Aspiring clowns and clown enthusiasts can attend conferences on a national level like the California Clown Camp in Ontario, Calif., and Mooseburger Camp in Buffalo, Minn.

Neil said he teaches at the two conventions, and they are good places for aspiring performers to gain experience, network and receive a certificate of completion as well.

Neil said the journey to becoming a clown is unique for each aspirant. He said according to personality, clown hopefuls fall under one of three categories — the white face clown, the Auguste clown who described as unlucky with exaggerated face features and flesh-colored makeup tones, or the hobo/tramp clown.
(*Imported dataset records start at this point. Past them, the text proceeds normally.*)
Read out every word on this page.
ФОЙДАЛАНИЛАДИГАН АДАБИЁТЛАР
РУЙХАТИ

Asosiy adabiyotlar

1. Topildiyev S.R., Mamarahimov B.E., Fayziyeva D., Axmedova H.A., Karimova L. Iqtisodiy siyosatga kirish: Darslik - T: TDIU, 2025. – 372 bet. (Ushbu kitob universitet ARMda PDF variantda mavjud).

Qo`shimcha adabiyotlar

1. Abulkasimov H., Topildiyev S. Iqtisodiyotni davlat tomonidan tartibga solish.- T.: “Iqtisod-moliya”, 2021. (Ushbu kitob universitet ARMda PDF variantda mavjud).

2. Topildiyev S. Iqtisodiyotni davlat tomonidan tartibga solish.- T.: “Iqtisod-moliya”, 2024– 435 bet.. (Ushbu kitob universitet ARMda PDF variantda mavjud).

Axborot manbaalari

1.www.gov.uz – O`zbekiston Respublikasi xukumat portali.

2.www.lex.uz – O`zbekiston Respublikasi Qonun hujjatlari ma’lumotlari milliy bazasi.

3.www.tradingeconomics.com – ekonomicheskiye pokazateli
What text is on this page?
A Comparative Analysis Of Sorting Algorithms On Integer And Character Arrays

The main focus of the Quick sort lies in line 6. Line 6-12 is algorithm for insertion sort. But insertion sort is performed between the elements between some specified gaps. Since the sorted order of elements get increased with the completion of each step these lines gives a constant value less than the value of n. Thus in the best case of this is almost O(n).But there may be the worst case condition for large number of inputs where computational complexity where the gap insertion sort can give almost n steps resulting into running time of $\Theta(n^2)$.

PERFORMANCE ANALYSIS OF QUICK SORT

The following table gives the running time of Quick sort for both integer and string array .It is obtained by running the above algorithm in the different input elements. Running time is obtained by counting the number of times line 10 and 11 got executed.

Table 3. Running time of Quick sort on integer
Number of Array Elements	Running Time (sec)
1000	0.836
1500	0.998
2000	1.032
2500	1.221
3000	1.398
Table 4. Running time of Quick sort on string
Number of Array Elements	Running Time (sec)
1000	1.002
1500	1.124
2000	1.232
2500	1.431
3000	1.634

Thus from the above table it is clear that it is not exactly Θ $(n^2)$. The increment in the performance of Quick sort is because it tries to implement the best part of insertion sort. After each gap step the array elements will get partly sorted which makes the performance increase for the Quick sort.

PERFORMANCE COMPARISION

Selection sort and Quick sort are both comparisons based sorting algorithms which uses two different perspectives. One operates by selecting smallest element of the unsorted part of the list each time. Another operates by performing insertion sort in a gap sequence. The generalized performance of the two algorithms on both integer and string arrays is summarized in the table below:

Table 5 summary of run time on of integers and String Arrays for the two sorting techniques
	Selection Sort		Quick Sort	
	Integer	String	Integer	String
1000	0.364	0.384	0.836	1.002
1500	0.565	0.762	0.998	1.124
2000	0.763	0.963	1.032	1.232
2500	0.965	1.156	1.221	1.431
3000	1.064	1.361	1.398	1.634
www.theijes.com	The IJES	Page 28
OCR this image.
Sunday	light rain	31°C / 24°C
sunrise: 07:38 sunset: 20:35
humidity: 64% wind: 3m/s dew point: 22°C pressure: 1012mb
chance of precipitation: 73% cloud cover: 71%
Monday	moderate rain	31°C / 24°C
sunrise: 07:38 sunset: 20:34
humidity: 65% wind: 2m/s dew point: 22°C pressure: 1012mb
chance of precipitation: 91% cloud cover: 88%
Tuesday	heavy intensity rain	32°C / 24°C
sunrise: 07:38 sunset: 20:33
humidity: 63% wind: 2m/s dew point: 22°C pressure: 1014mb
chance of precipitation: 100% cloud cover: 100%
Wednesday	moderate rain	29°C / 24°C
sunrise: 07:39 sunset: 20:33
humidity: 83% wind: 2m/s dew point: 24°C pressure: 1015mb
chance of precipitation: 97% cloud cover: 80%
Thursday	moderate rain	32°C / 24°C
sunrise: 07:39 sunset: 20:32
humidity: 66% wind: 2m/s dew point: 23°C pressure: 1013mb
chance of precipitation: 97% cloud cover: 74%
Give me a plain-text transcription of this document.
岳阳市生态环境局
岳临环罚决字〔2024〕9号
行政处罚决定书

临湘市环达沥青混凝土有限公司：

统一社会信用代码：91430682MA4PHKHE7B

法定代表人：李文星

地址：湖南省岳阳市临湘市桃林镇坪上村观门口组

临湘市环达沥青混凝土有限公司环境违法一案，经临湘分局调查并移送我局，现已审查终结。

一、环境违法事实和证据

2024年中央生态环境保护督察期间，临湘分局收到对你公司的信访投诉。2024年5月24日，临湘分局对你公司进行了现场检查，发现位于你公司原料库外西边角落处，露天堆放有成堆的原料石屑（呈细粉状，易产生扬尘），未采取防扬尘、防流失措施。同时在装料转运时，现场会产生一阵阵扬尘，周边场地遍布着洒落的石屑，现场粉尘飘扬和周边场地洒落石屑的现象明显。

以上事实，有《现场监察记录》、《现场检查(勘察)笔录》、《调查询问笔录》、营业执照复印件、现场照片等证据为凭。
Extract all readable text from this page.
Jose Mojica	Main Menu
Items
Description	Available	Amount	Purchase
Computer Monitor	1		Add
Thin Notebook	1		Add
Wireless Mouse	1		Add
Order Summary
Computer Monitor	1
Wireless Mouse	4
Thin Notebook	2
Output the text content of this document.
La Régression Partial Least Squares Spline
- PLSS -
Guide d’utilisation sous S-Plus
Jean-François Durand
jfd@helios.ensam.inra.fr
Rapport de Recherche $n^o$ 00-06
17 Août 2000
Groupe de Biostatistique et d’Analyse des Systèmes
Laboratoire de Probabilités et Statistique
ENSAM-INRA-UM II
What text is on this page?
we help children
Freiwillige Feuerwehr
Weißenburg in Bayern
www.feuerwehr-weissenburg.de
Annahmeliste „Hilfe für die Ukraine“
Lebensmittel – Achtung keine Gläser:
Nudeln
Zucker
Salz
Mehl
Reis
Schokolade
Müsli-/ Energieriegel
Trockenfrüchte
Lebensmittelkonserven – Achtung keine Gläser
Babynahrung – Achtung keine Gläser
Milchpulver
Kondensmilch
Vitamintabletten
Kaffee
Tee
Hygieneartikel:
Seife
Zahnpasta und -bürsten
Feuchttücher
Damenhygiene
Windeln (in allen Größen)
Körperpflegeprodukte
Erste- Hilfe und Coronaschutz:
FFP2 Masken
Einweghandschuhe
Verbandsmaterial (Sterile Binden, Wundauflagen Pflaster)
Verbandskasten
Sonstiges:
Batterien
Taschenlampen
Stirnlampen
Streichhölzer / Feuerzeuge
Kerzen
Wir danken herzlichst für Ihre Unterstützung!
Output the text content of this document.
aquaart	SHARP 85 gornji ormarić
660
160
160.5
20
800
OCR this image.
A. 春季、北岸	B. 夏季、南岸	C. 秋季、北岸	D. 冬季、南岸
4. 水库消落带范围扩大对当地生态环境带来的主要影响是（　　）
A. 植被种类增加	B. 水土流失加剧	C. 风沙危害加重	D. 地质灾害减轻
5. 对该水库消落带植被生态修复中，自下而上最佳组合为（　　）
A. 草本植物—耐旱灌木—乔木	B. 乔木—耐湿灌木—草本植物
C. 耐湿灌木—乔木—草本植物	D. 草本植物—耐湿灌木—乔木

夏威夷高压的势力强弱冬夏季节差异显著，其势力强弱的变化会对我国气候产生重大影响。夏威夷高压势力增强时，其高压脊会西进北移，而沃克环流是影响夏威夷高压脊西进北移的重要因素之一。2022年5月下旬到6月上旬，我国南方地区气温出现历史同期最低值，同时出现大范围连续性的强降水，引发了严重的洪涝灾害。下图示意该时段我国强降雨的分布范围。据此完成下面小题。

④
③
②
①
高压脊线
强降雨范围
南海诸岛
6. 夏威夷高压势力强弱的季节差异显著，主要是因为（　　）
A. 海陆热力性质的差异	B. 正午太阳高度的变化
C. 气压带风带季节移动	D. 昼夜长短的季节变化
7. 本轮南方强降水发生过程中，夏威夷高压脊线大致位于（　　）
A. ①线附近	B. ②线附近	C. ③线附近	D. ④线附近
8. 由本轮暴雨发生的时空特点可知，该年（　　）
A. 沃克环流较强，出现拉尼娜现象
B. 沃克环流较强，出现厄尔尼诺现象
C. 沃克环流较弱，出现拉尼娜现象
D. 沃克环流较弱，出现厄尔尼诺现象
“You kind of see where your personality will fit in and then develop your character from that. You don’t try to duplicate what someone else is doing,” Neil said.

According to a Feb. 17 article by the Daily News, clown organization membership numbers are declining. The U.S. membership shows numbers have declined from about 3,500 to 2,500 since 2004.

Neil said although membership numbers are down, there are still plenty of clowns performing.

“There is no clown shortage. I don’t know where that came from. Our numbers in our organizations have decreased, but that does not mean there aren’t people out there still performing. The reason that our numbers are declining in World Clown Association and Clowns of America International is because young people do not join things,” Neil said.

He said the World Clown Association has about 2,500 members currently in the organization.

Neil also said another reason numbers might be down is because the clown business is a tough way to make a living, and a majority of clowns do it as a part-time job.

“Many clowns I know don’t do it for the money. They donate their time to hospitals, nursing homes and charitable organizations,” Neil said.

Neil said clowning is tough, but there are moments that make the job worthwhile.

He said one of the moments that has made a difference in his life was visiting a terminally ill 7-year-old girl who was in pediatric intensive care and non-communicative for almost two weeks.

Neil and his partner visited the girl and gave her a teddy bear.

He said as they were walking out of the room, the little girl turned her head toward them and said, “Thank you, clowns.”

“If I can make that kind of impact in that little child’s life for just two minutes, everything I do, any money I spend is worth everything to me,” he said. “They will have to haul me away to a funeral home before I ever give this up.”